Goldman Sachs ( GS ) has sounded the alarm bell on the US economy ahead of President Trump's unveiling of reciprocal tariffs later this week.
The takeaway? Trump's so-called "Liberation Day" package could end up liberating the inflation beast.
The president has pledged to unveil universal like-for-like tariffs on April 2. It's unclear what the new tariff rates will be and who they will apply to, as countries have lobbied to be spared from the worst. But Trump last week vowed to place "substantial tariffs" on US trading partners.
The higher tariffs are likely to boost consumer prices, Goldman's chief economist Jan Hatzius wrote in a note to clients on Monday. He lifted his year-end forecast for core Personal Consumption Expenditures (PCE) inflation by 0.5% to 3.5% growth year over year.
The revised forecast reflects an increase in Hatzius's tariff assumptions, which he raised for the second time in less than a month.

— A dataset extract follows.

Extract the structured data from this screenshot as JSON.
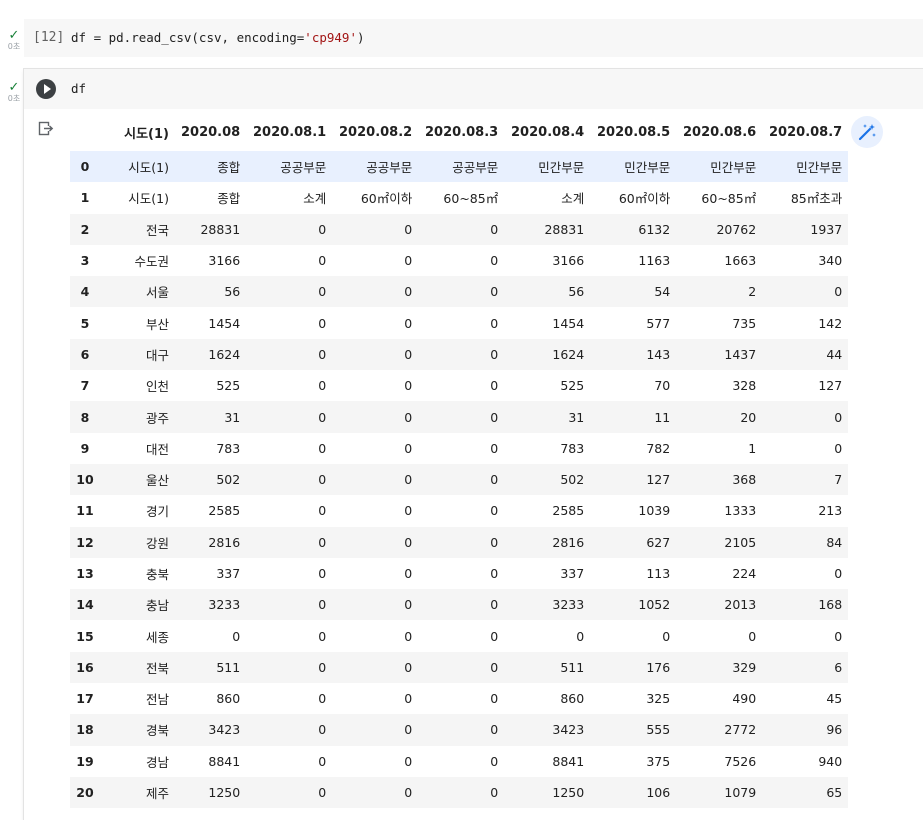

The economist now expects the average US tariff rate to rise 15 percentage points this year, versus five percentage points in an earlier estimate.
Read more: What Trump's tariffs mean for the economy and your wallet
Hatzius now sees US gross domestic product (GDP) growth averaging 1.5% in 2025, down from previous expectations for growth to average 1.9%. In addition, he sees a 35% chance of a US recession in the next 12 months, compared with 20% previously.

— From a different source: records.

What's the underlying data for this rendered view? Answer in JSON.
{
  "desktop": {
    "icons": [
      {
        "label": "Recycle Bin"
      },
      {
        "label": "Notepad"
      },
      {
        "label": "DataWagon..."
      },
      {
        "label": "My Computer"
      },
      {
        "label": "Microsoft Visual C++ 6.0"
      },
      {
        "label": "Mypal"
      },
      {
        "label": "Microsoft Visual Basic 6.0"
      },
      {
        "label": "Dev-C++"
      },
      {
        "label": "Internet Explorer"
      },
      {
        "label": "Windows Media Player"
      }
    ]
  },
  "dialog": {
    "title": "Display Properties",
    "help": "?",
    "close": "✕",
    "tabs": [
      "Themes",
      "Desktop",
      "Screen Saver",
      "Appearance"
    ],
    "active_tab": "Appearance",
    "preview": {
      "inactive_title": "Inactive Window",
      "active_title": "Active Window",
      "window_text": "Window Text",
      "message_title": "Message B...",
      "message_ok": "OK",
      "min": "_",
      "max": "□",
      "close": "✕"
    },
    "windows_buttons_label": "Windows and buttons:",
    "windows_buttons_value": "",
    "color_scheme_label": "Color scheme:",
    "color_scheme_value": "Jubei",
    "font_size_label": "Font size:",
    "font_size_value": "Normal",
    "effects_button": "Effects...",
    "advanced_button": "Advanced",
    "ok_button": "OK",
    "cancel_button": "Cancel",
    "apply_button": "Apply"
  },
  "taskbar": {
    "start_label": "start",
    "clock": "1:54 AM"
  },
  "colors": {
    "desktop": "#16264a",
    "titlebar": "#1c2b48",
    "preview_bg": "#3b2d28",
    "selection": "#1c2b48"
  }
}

"The upgrade from our previous 20% estimate reflects our lower growth baseline, the sharp recent deterioration in household and business confidence, and statements from White House officials indicating greater willingness to tolerate near-term economic weakness in pursuit of their policies," Hatzius explained.
He added: "While sentiment has been a poor predictor of activity over the last few years, we are less dismissive of the recent decline because economic fundamentals are not as strong as in prior years."
Read more: Are you buying the dip in stocks?
Markets are on edge again as worries about tariffs ripple through corporate America, with the threat of retaliation by trading partners against US exports adding to the potential impact of hiked duties on US imports.
The Dow Jones Industrial Average ( ^DJI ) lost 716 points on Friday, for a drop of about 1.7%. At the same time, the S&P 500 ( ^GSPC ) tumbled nearly 2%, while the Nasdaq Composite ( ^IXIC ) tanked 2.7%. The broad benchmark S&P 500 is down 5% year to date, and tracking toward its worst quarter since September 2022.
Some targeted countries have wasted no time hitting back.
China unveiled a 15% tariff on US chicken, wheat, corn, and cotton products and an additional 10% tariff on sorghum, soybeans, pork, beef, seafood, fruits, vegetables, and dairy products. Canada announced a 25% tariff on 30 billion Canadian dollars of US imports.
Listen: How Build-a-Bear CEO is dealing with Trump tariffs
"I would tell anyone who wants to understand what's going on in markets ... that markets thrive on predictability and they thrive on certainty," former director of the National Economic Council and current IBM vice chair Gary Cohn told me last week on Yahoo Finance's Opening Bid podcast.
"Ambiguity is the No. 1 enemy of a market," Cohn continued. "When a company creates ambiguity in their earnings profile, in their growth profile, in their business model, the market will punish that stock. When politicians, legislators create ambiguity in the way that taxes are going to work, the way that capital gains are going to work, the way that they're going impose tariffs, they create ambiguity to a market and the market as a whole reprices."
Correction: A previous version of this article misstated Jan Hatzius's updated forecast for PCE inflation. The article has also been updated to more precisely state Hatzius's GDP growth forecasts. We regret the errors.